We speak Mixteco (Part 2)

Julio Vaqueiro is the anchor of Telemundo’s morning news show in Los Angeles. He reported this project as a 2015 California Health Journalism Fellow at the University of Southern California’s Annenberg School of Journalism.

Other stories in the series include:

We speak Mixteco (Part 1)

We speak Mixteco (Part 3)

We met Inocencia accompanied by her daughter, her granddaughter and, although invisible, a depression that torments her since four years ago.

“I feel sad. Some days I’m ok, but others I’m not. Sometimes I just hope I could return to my home, to my town in Oaxaca. I was free there,” she told me in Mixteco language.

She is a Mexican indigenous immigrant. She arrived in California 13 years ago. Still, today she only speaks Mixteco and understands a bit of Spanish. Her daughter, Norma, came to the interview as an interpreter.

“My mother started feeling bad since my father left. He went to Mexico because my grandmother was ill and he felt he had to be with her. He never called back,” Norma explained. Since then, Inocencia was diagnosed with depression and a few months ago, she stopped working in the strawberry fields in Ventura, as she used to.

According to the Indigenous Farm Workers Study, 165 thousand Mexican indigenous immigrants live and work in the fields of California. 80% of them, like Inocencia, do not speak English or Spanish.
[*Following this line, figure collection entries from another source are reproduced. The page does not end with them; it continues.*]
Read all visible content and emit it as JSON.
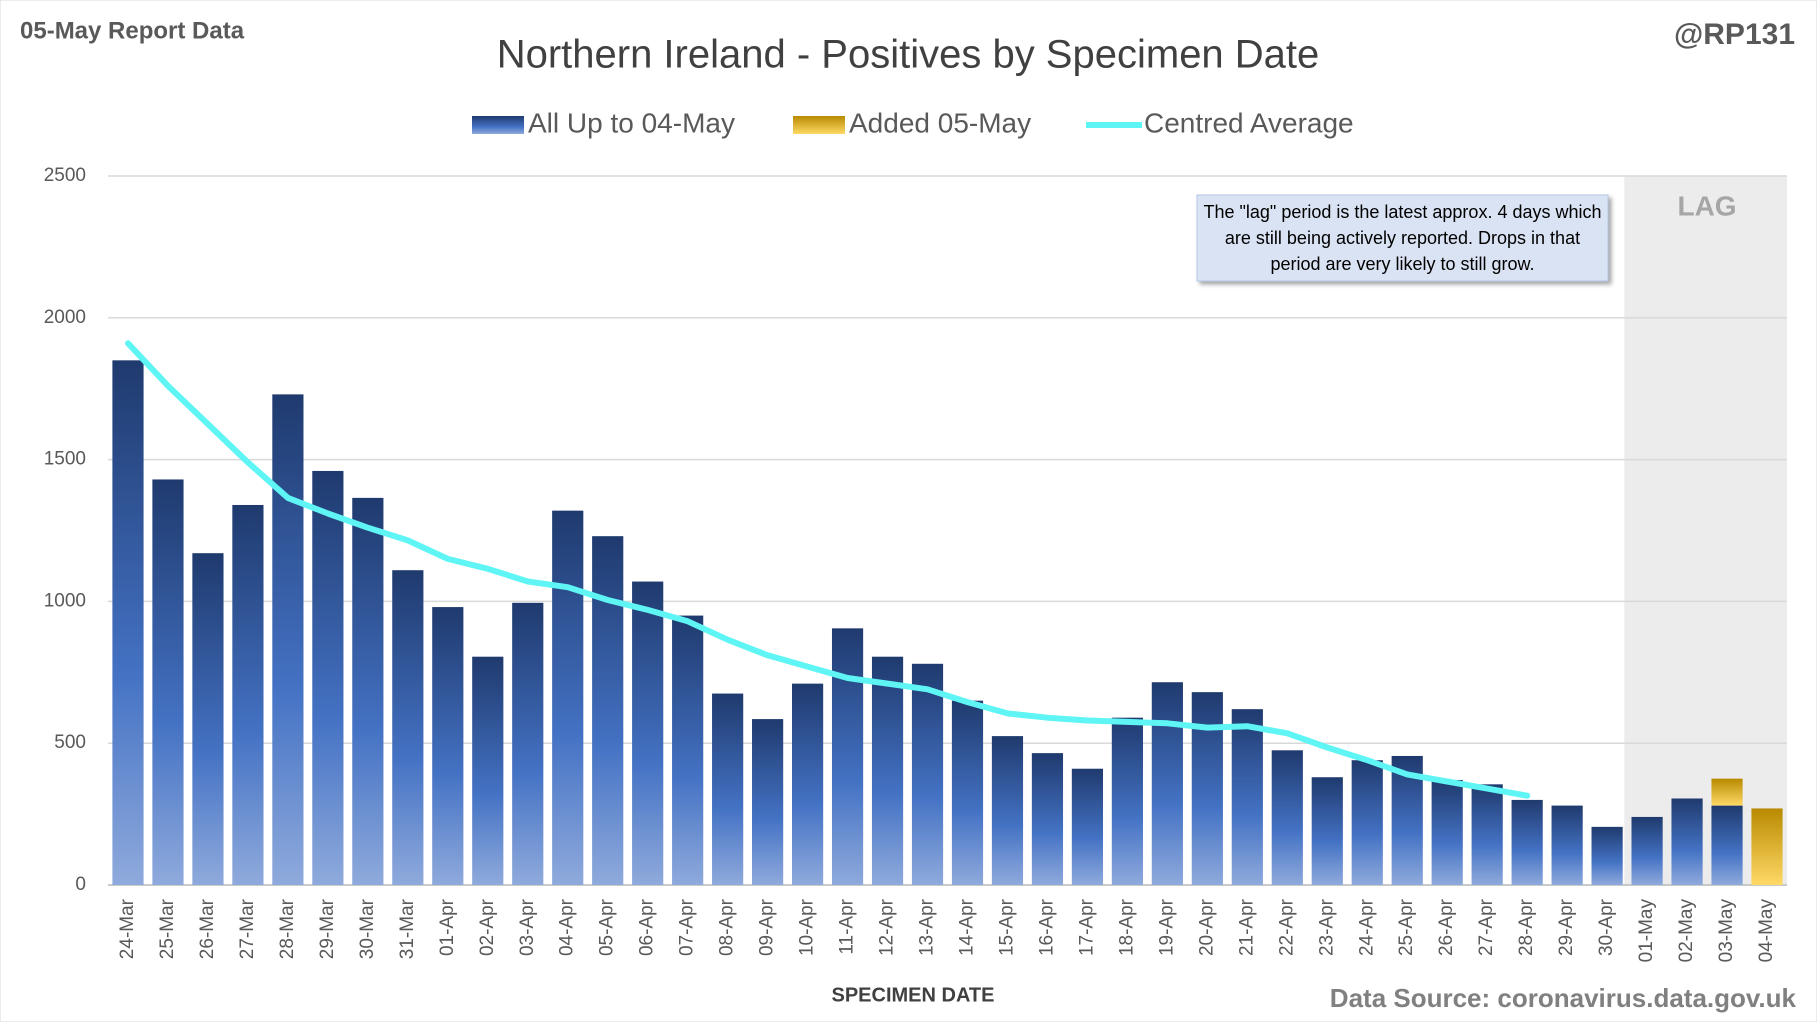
{
  "chart_data": {
    "type": "bar",
    "title": "Northern Ireland - Positives by Specimen Date",
    "report_label": "05-May Report Data",
    "author": "@RP131",
    "x_label": "SPECIMEN DATE",
    "source": "Data Source: coronavirus.data.gov.uk",
    "annotation": "The \"lag\" period is the latest approx. 4 days which are still being actively reported. Drops in that period are very likely to still grow.",
    "shaded_region": {
      "label": "LAG",
      "from": "01-May",
      "to": "04-May"
    },
    "stacked": true,
    "categories": [
      "24-Mar",
      "25-Mar",
      "26-Mar",
      "27-Mar",
      "28-Mar",
      "29-Mar",
      "30-Mar",
      "31-Mar",
      "01-Apr",
      "02-Apr",
      "03-Apr",
      "04-Apr",
      "05-Apr",
      "06-Apr",
      "07-Apr",
      "08-Apr",
      "09-Apr",
      "10-Apr",
      "11-Apr",
      "12-Apr",
      "13-Apr",
      "14-Apr",
      "15-Apr",
      "16-Apr",
      "17-Apr",
      "18-Apr",
      "19-Apr",
      "20-Apr",
      "21-Apr",
      "22-Apr",
      "23-Apr",
      "24-Apr",
      "25-Apr",
      "26-Apr",
      "27-Apr",
      "28-Apr",
      "29-Apr",
      "30-Apr",
      "01-May",
      "02-May",
      "03-May",
      "04-May"
    ],
    "series": [
      {
        "name": "All Up to 04-May",
        "kind": "bar",
        "color": "#2f5597",
        "values": [
          1850,
          1430,
          1170,
          1340,
          1730,
          1460,
          1365,
          1110,
          980,
          805,
          995,
          1320,
          1230,
          1070,
          950,
          675,
          585,
          710,
          905,
          805,
          780,
          650,
          525,
          465,
          410,
          590,
          715,
          680,
          620,
          475,
          380,
          440,
          455,
          370,
          355,
          300,
          280,
          205,
          240,
          305,
          280,
          0
        ]
      },
      {
        "name": "Added 05-May",
        "kind": "bar",
        "color": "#d4a000",
        "values": [
          0,
          0,
          0,
          0,
          0,
          0,
          0,
          0,
          0,
          0,
          0,
          0,
          0,
          0,
          0,
          0,
          0,
          0,
          0,
          0,
          0,
          0,
          0,
          0,
          0,
          0,
          0,
          0,
          0,
          0,
          0,
          0,
          0,
          0,
          0,
          0,
          0,
          0,
          0,
          0,
          95,
          270
        ]
      },
      {
        "name": "Centred Average",
        "kind": "line",
        "color": "#5ff5f5",
        "values": [
          1910,
          1760,
          1625,
          1490,
          1365,
          1310,
          1260,
          1215,
          1150,
          1115,
          1070,
          1050,
          1005,
          970,
          930,
          865,
          810,
          770,
          730,
          710,
          690,
          645,
          605,
          590,
          580,
          575,
          570,
          555,
          560,
          535,
          485,
          440,
          390,
          365,
          340,
          315,
          null,
          null,
          null,
          null,
          null,
          null
        ]
      }
    ],
    "ylim": [
      0,
      2500
    ],
    "yticks": [
      0,
      500,
      1000,
      1500,
      2000,
      2500
    ],
    "grid": true
  }
}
They only communicate in their native tongue, the Mixteco language. The cultural and language barrier makes it difficult to treat mental illnesses in this community.

Irene Gomez, who works in the Mixteco Project mental Illnesses department, says they sometimes find it impossible to translate some concepts from English to Mixteco. “There’s no word in Mixteco to refer to some Illnesses or to explain some sensations. That is why in many occasions mentally ill patients are just considered crazy people. There’s a huge stigma towards mental diseases”.

A study made by the National Center for Farm Workers showed that mental illnesses are within the ten most common health problems among farm workers. Nationwide, depression and anxiety occupy the sixth and the eight places respectively.

“The use of illegal substances and the dependence to alcohol and other drugs is also common among the Mixteco farm workers,” says Dr. Sergio Aguilar Gaxiola, a UC Davis academic who, for the past four decades, has studied the lack of health services for this community.

“There are no qualified personnel that speak the Mixteco language. Even when some providers can give health services in Spanish, it is impossible for them to communicate with Mixteco indigenous patients,” the doctor assures.

The lack of communication becomes lack of confidence. When some Mixtecos do visit the doctor, many do not return after the first appointment. “This is essential in mental health. The treatments cannot be efficient if patients don’t visit the doctor for at least six sessions,” Dr. Aguilar told me.

Back to my interview with Inocencia. “Do you trust your doctor?” I asked. Inocencia replied in a fluent Mixteco. “A little,” Norma translated. “If only I could explain to someone how I feel”.